Consumers have grown weary of old-style marketing campaigns which bombard them with emails and offers. We hammer our customers and prospects with more, more, more.

However, becoming customer-centric isn’t just a state of mind. It means learning new skills so that you can take today’s rapidly emerging marketing automation tools, and apply them to create relevant, targeted, and valuable customer experiences. You won’t be surprised to learn that modern marketing is tightly tied to social. Nurturing one-on-one relationships is really the only way to build new revenue streams, to cut through all the digital clutter and to keep consumers’ attention long enough so they can hear your message.

Let’s touch some key challenges holding back many of today’s marketing efforts:

1. Poor marketing experiences: Here’s the difficult truth – many companies’ marketing experiences are just plain broken and fragmented.

2. Widely dispersed tools: Marketers often lack a centralised place to create, manage and devise customer experiences.

3. Little access to big data: Businesses simply can’t leverage the potential of big data when it’s dispersed among numerous silos. They don’t have a common and consistent view of what your customers are doing, and what they want.

4. Sophisticated customers: More than any other single factor, today’s savvy buyer has created the modern truism that one marketing message no longer fits all. Through the major social channels, your potential buyer essentially has access to everything that’s being said about your brand by every other customer.

Keeping up with all the channels that touch customers nowadays means creating more content, more campaigns, more promotions, more emails, more social messages, and more ads, and handling this with point products is difficult at best. It is better to aggregate multiple tools under one cloud umbrella, so you have everything at your fingertips. This forms the foundation for unified marketing.

There are some steps which CMOs and their teams should apply to orchestrate and run successful marketing campaigns.

Connect with buyers by understanding their “personas”: People are smart; they get it when they’re spammed with one-size-fits-all messages that do not speak to their needs. That’s where personas can help you focus your communications so they hit the bulls eye every time.
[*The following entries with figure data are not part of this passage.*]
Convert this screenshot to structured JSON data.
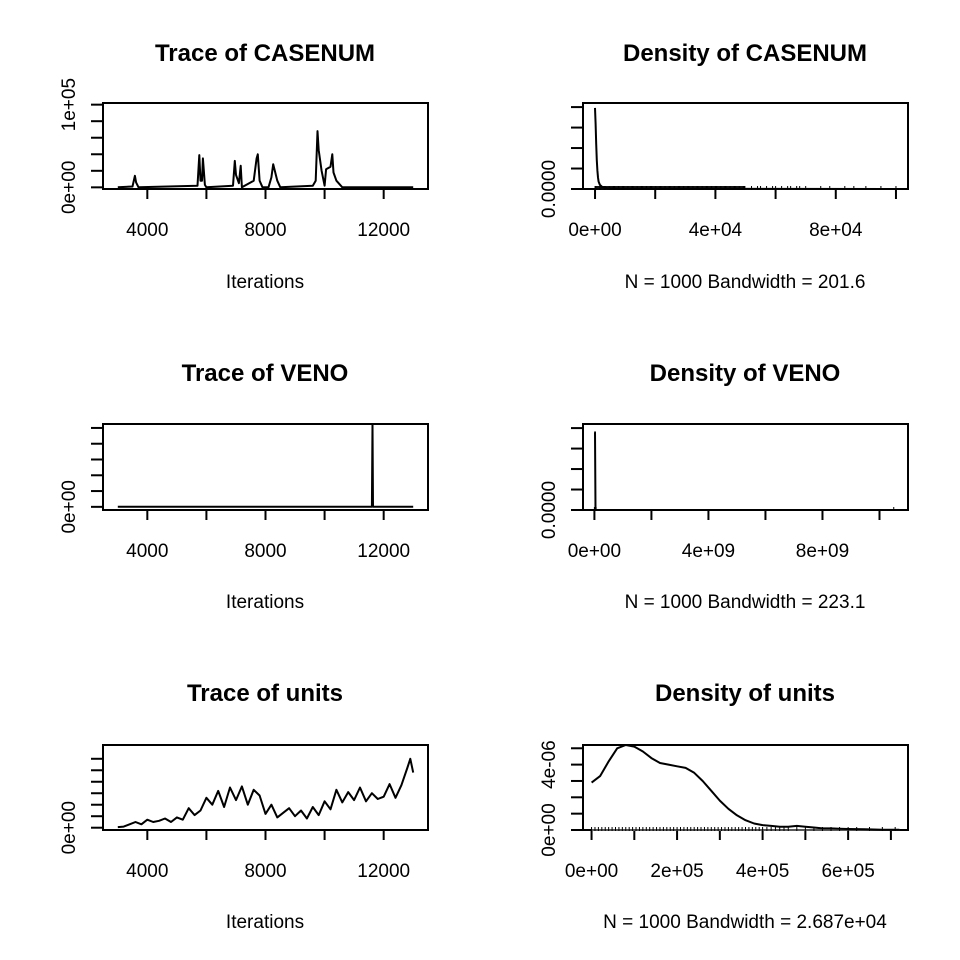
{
  "chart_data": [
    {
      "type": "line",
      "title": "Trace of CASENUM",
      "xlabel": "Iterations",
      "xlim": [
        2500,
        13500
      ],
      "ylim": [
        -2000,
        102000
      ],
      "x_ticks": [
        4000,
        6000,
        8000,
        10000,
        12000
      ],
      "x_tick_labels": [
        "4000",
        "",
        "8000",
        "",
        "12000"
      ],
      "y_ticks": [
        0,
        20000,
        40000,
        60000,
        80000,
        100000
      ],
      "y_tick_labels": [
        "0e+00",
        "",
        "",
        "",
        "",
        "1e+05"
      ],
      "series": [
        {
          "x": [
            3000,
            3500,
            3580,
            3620,
            3700,
            5700,
            5760,
            5800,
            5850,
            5880,
            5950,
            6000,
            6900,
            6960,
            7000,
            7100,
            7160,
            7200,
            7600,
            7700,
            7740,
            7800,
            7900,
            8100,
            8200,
            8260,
            8400,
            8500,
            9600,
            9700,
            9760,
            9800,
            9900,
            10000,
            10050,
            10200,
            10260,
            10300,
            10400,
            10600,
            13000
          ],
          "y": [
            0,
            1000,
            14000,
            6000,
            0,
            2000,
            39000,
            8000,
            8000,
            35000,
            3000,
            0,
            2000,
            32000,
            15000,
            5000,
            26000,
            0,
            8000,
            35000,
            40000,
            8000,
            0,
            0,
            12000,
            28000,
            8000,
            0,
            2000,
            8000,
            68000,
            45000,
            20000,
            2000,
            22000,
            25000,
            40000,
            18000,
            8000,
            0,
            0
          ]
        }
      ]
    },
    {
      "type": "line",
      "title": "Density of CASENUM",
      "subtitle": "N = 1000   Bandwidth = 201.6",
      "xlim": [
        -4000,
        104000
      ],
      "ylim": [
        0,
        0.0021
      ],
      "x_ticks": [
        0,
        20000,
        40000,
        60000,
        80000,
        100000
      ],
      "x_tick_labels": [
        "0e+00",
        "",
        "4e+04",
        "",
        "8e+04",
        ""
      ],
      "y_ticks": [
        0,
        0.0005,
        0.001,
        0.0015,
        0.002
      ],
      "y_tick_labels": [
        "0.0000",
        "",
        "",
        "",
        ""
      ],
      "series": [
        {
          "x": [
            0,
            200,
            400,
            600,
            800,
            1000,
            1200,
            1600,
            2400,
            4000,
            8000,
            100000
          ],
          "y": [
            0.00198,
            0.0016,
            0.0011,
            0.0007,
            0.00045,
            0.00028,
            0.00018,
            0.0001,
            5e-05,
            2e-05,
            4e-06,
            5e-07
          ]
        }
      ],
      "rug_x": [
        0,
        300,
        600,
        900,
        1200,
        1500,
        1800,
        2100,
        2400,
        2700,
        3000,
        3300,
        3600,
        3900,
        4200,
        4500,
        4800,
        5100,
        5400,
        5700,
        6000,
        6300,
        6600,
        6900,
        7200,
        7500,
        7800,
        8100,
        8400,
        8700,
        9000,
        9300,
        9600,
        9900,
        10200,
        10500,
        10800,
        11100,
        11400,
        11700,
        12000,
        12300,
        12600,
        12900,
        13200,
        13500,
        13800,
        14100,
        14400,
        14700,
        15000,
        15300,
        15600,
        15900,
        16200,
        16500,
        16800,
        17100,
        17400,
        17700,
        18000,
        18300,
        18600,
        18900,
        19200,
        19500,
        19800,
        20100,
        20400,
        20700,
        21000,
        21300,
        21600,
        21900,
        22200,
        22500,
        22800,
        23100,
        23400,
        23700,
        24000,
        24300,
        24600,
        24900,
        25200,
        25500,
        25800,
        26100,
        26400,
        26700,
        27000,
        27300,
        27600,
        27900,
        28200,
        28500,
        28800,
        29100,
        29400,
        29700,
        30000,
        30300,
        30600,
        30900,
        31200,
        31500,
        31800,
        32100,
        32400,
        32700,
        33000,
        33300,
        33600,
        33900,
        34200,
        34500,
        34800,
        35100,
        35400,
        35700,
        36000,
        36300,
        36600,
        36900,
        37200,
        37500,
        37800,
        38100,
        38400,
        38700,
        39000,
        39300,
        39600,
        39900,
        40200,
        40500,
        40800,
        41100,
        41400,
        41700,
        42000,
        42300,
        42600,
        42900,
        43200,
        43500,
        43800,
        44100,
        44400,
        44700,
        45000,
        45300,
        45600,
        45900,
        46200,
        46500,
        46800,
        47100,
        47400,
        47700,
        48000,
        48300,
        48600,
        48900,
        49200,
        49500,
        49800,
        52000,
        54000,
        55000,
        57000,
        59000,
        60000,
        62000,
        64000,
        65000,
        67000,
        68000,
        70000,
        75000,
        78000,
        83000,
        86000,
        90000,
        95000,
        100000
      ]
    },
    {
      "type": "line",
      "title": "Trace of VENO",
      "xlabel": "Iterations",
      "xlim": [
        2500,
        13500
      ],
      "ylim": [
        -400000000,
        10500000000
      ],
      "x_ticks": [
        4000,
        6000,
        8000,
        10000,
        12000
      ],
      "x_tick_labels": [
        "4000",
        "",
        "8000",
        "",
        "12000"
      ],
      "y_ticks": [
        0,
        2000000000,
        4000000000,
        6000000000,
        8000000000,
        10000000000
      ],
      "y_tick_labels": [
        "0e+00",
        "",
        "",
        "",
        "",
        ""
      ],
      "series": [
        {
          "x": [
            3000,
            11600,
            11620,
            11640,
            13000
          ],
          "y": [
            0,
            0,
            10500000000,
            0,
            0
          ]
        }
      ]
    },
    {
      "type": "line",
      "title": "Density of VENO",
      "subtitle": "N = 1000   Bandwidth = 223.1",
      "xlim": [
        -400000000,
        11000000000
      ],
      "ylim": [
        0,
        0.0021
      ],
      "x_ticks": [
        0,
        2000000000,
        4000000000,
        6000000000,
        8000000000,
        10000000000
      ],
      "x_tick_labels": [
        "0e+00",
        "",
        "4e+09",
        "",
        "8e+09",
        ""
      ],
      "y_ticks": [
        0,
        0.0005,
        0.001,
        0.0015,
        0.002
      ],
      "y_tick_labels": [
        "0.0000",
        "",
        "",
        "",
        ""
      ],
      "series": [
        {
          "x": [
            0,
            20000000,
            40000000,
            60000000,
            10500000000
          ],
          "y": [
            0.0019,
            0.0019,
            1e-05,
            0,
            0
          ]
        }
      ],
      "rug_x": [
        0,
        15000000,
        30000000,
        45000000,
        60000000,
        10500000000
      ]
    },
    {
      "type": "line",
      "title": "Trace of units",
      "xlabel": "Iterations",
      "xlim": [
        2500,
        13500
      ],
      "ylim": [
        -20000,
        720000
      ],
      "x_ticks": [
        4000,
        6000,
        8000,
        10000,
        12000
      ],
      "x_tick_labels": [
        "4000",
        "",
        "8000",
        "",
        "12000"
      ],
      "y_ticks": [
        0,
        100000,
        200000,
        300000,
        400000,
        500000,
        600000
      ],
      "y_tick_labels": [
        "0e+00",
        "",
        "",
        "",
        "",
        "",
        ""
      ],
      "series": [
        {
          "x": [
            3000,
            3200,
            3400,
            3600,
            3800,
            4000,
            4200,
            4400,
            4600,
            4800,
            5000,
            5200,
            5400,
            5600,
            5800,
            6000,
            6200,
            6400,
            6600,
            6800,
            7000,
            7200,
            7400,
            7600,
            7800,
            8000,
            8200,
            8400,
            8600,
            8800,
            9000,
            9200,
            9400,
            9600,
            9800,
            10000,
            10200,
            10400,
            10600,
            10800,
            11000,
            11200,
            11400,
            11600,
            11800,
            12000,
            12200,
            12400,
            12600,
            12800,
            12900,
            13000
          ],
          "y": [
            5000,
            10000,
            30000,
            50000,
            30000,
            70000,
            50000,
            60000,
            80000,
            50000,
            90000,
            70000,
            170000,
            110000,
            150000,
            260000,
            200000,
            320000,
            180000,
            350000,
            240000,
            360000,
            200000,
            330000,
            280000,
            120000,
            200000,
            90000,
            130000,
            170000,
            100000,
            150000,
            80000,
            180000,
            110000,
            230000,
            160000,
            330000,
            220000,
            310000,
            240000,
            350000,
            230000,
            300000,
            250000,
            270000,
            380000,
            260000,
            370000,
            520000,
            600000,
            480000
          ]
        }
      ]
    },
    {
      "type": "line",
      "title": "Density of units",
      "subtitle": "N = 1000   Bandwidth = 2.687e+04",
      "xlim": [
        -20000,
        740000
      ],
      "ylim": [
        0,
        5.2e-06
      ],
      "x_ticks": [
        0,
        100000,
        200000,
        300000,
        400000,
        500000,
        600000,
        700000
      ],
      "x_tick_labels": [
        "0e+00",
        "",
        "2e+05",
        "",
        "4e+05",
        "",
        "6e+05",
        ""
      ],
      "y_ticks": [
        0,
        1e-06,
        2e-06,
        3e-06,
        4e-06,
        5e-06
      ],
      "y_tick_labels": [
        "0e+00",
        "",
        "",
        "",
        "4e-06",
        ""
      ],
      "series": [
        {
          "x": [
            0,
            20000,
            40000,
            60000,
            80000,
            100000,
            120000,
            140000,
            160000,
            180000,
            200000,
            220000,
            240000,
            260000,
            280000,
            300000,
            320000,
            340000,
            360000,
            380000,
            400000,
            420000,
            440000,
            460000,
            480000,
            500000,
            520000,
            540000,
            560000,
            580000,
            600000,
            640000,
            680000,
            720000
          ],
          "y": [
            2.9e-06,
            3.3e-06,
            4.2e-06,
            5e-06,
            5.2e-06,
            5.1e-06,
            4.8e-06,
            4.4e-06,
            4.1e-06,
            4e-06,
            3.9e-06,
            3.8e-06,
            3.5e-06,
            3e-06,
            2.4e-06,
            1.8e-06,
            1.3e-06,
            9e-07,
            6e-07,
            4e-07,
            3e-07,
            2.5e-07,
            2e-07,
            2e-07,
            2.5e-07,
            2e-07,
            1.5e-07,
            1e-07,
            1e-07,
            8e-08,
            6e-08,
            4e-08,
            2e-08,
            1e-08
          ]
        }
      ],
      "rug_x": [
        0,
        8000,
        16000,
        24000,
        32000,
        40000,
        48000,
        56000,
        64000,
        72000,
        80000,
        88000,
        96000,
        104000,
        112000,
        120000,
        128000,
        136000,
        144000,
        152000,
        160000,
        168000,
        176000,
        184000,
        192000,
        200000,
        208000,
        216000,
        224000,
        232000,
        240000,
        248000,
        256000,
        264000,
        272000,
        280000,
        288000,
        296000,
        304000,
        312000,
        320000,
        328000,
        336000,
        344000,
        352000,
        360000,
        368000,
        376000,
        384000,
        392000,
        400000,
        410000,
        420000,
        430000,
        440000,
        450000,
        460000,
        480000,
        500000,
        520000,
        540000,
        560000,
        580000,
        600000,
        620000,
        650000,
        680000,
        710000
      ]
    }
  ]
}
A persona helps you see a mental picture of who you’re talking to, so you can craft a message with the correct tone, imagery and content to reach that customer where they live.

Engage across multiple channels: Cross-channel marketing is great in theory, but it’s become increasingly difficult to manage the marketing sprawl of multiple campaigns running across online, mobile, email and social channels. Simplification should be one of the big value propositions of the marketing cloud solution.

Optimise campaign effectiveness through performance analytics: Keeping track of engagement metrics, like email-open rates, will enable marketing teams to continually fine-tune their copy and customer targeting. This maximises effectiveness and reinforces ownership and accountability within your organisation. To get the biggest bang for your marketing buck, everybody on the team should be able to see the performance stats.

Use intelligent content to deepen your customer relationship: This is where the marketing pedal hits the metal. Targeting and optimisation is important, but no promotion will deliver if your message is outdated, unfocused or just plain boring. So get serious about content and deliver messages and material that resonate with each and every customer.

Leverage social media for social marketing: If your organisation hasn’t started to get social already, light a fire under someone and get going. But if you already have advocates, both inside and outside your company who are actively engaging in organic discussions on the important channels such as Twitter and Facebook, modern marketing tools will help you take this to the next level.

Manage your database to enhance its value: Customer and prospect information is the lifeblood of your business. The names, email addresses, organisations and job titles in your database represent real buyers. So don’t spam. Instead, connect and communicate. That’s the low-hanging fruit to drive new revenue and build long-term loyalty.

When you cut to its essence, customer-centric marketing is all about creating ideal customers — satisfied buyers and advocates for your brand. By extension, this means that a successful marketing automation journey is actually the beginning of engaging a customer for life.

Technology helps us do this on a grand scale, but what’s really important is that when you strip away all the automation, we’re supporting the essence of what marketing is all about — interacting with each person — customer or not — as a unique, intelligent being.